From: Greg Kroah-Hartman
Date: Fri Jun 19 2015 - 16:42:09 EST

4.0-stable review patch. If anyone has any objections, please let me know.


From: NeilBrown <neilb@xxxxxxx>

commit 8e8e2518fceca407bb8fc2a6710d19d2e217892e upstream.

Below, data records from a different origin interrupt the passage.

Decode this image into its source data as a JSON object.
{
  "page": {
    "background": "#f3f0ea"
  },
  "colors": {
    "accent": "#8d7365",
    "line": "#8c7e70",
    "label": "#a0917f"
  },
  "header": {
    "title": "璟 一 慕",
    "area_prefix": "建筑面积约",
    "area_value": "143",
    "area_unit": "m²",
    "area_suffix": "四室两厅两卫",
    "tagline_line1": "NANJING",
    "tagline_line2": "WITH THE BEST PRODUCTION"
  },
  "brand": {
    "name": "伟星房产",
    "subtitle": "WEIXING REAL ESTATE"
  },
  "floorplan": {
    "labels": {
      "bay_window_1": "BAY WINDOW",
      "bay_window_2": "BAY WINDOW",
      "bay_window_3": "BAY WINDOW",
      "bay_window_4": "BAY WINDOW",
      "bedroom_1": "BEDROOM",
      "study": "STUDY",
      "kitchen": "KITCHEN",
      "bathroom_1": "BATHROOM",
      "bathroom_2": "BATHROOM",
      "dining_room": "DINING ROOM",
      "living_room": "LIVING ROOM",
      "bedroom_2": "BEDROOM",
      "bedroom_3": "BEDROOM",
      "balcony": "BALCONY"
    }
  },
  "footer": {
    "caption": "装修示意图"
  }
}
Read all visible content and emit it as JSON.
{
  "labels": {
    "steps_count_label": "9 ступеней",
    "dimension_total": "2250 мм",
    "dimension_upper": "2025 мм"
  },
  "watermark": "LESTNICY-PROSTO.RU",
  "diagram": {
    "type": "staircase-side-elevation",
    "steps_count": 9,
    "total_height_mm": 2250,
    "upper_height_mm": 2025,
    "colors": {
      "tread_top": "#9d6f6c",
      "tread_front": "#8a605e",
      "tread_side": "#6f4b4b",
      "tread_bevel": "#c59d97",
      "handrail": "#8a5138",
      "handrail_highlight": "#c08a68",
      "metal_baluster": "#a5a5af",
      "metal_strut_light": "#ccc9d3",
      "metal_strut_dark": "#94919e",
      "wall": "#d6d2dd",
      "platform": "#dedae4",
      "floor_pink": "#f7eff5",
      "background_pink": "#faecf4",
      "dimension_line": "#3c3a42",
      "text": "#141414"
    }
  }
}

Checking ->sync_thread without holding the mddev_lock()
isn't really safe, even after flushing the workqueue which
ensures md_start_sync() has been run.

While this code is waiting for the lock, md_check_recovery could reap
the thread itself, and then start another thread (e.g. recovery might
finish, then reshape starts). When this thread gets the lock
md_start_sync() hasn't run so it doesn't get reaped, but
MD_RECOVERY_RUNNING gets cleared. This allows two threads to start
which leads to confusion.

So don't both if MD_RECOVERY_RUNNING isn't set, but if it is do
the flush and the test and the reap all under the mddev_lock to
avoid any race with md_check_recovery.

Signed-off-by: NeilBrown <neilb@xxxxxxx>
Fixes: 6791875e2e53 ("md: make reconfig_mutex optional for writes to md sysfs files.")
Signed-off-by: Greg Kroah-Hartman <gregkh@xxxxxxxxxxxxxxxxxxx>

drivers/md/md.c | 11 ++++++-----
1 file changed, 6 insertions(+), 5 deletions(-)

--- a/drivers/md/md.c
+++ b/drivers/md/md.c
@@ -4144,13 +4144,14 @@ action_store(struct mddev *mddev, const
set_bit(MD_RECOVERY_FROZEN, &mddev->recovery);
clear_bit(MD_RECOVERY_FROZEN, &mddev->recovery);
- flush_workqueue(md_misc_wq);
- if (mddev->sync_thread) {
- set_bit(MD_RECOVERY_INTR, &mddev->recovery);
- if (mddev_lock(mddev) == 0) {
+ if (test_bit(MD_RECOVERY_RUNNING, &mddev->recovery) &&
+ mddev_lock(mddev) == 0) {
+ flush_workqueue(md_misc_wq);
+ if (mddev->sync_thread) {
+ set_bit(MD_RECOVERY_INTR, &mddev->recovery);
- mddev_unlock(mddev);
+ mddev_unlock(mddev);
} else if (test_bit(MD_RECOVERY_RUNNING, &mddev->recovery) ||
test_bit(MD_RECOVERY_NEEDED, &mddev->recovery))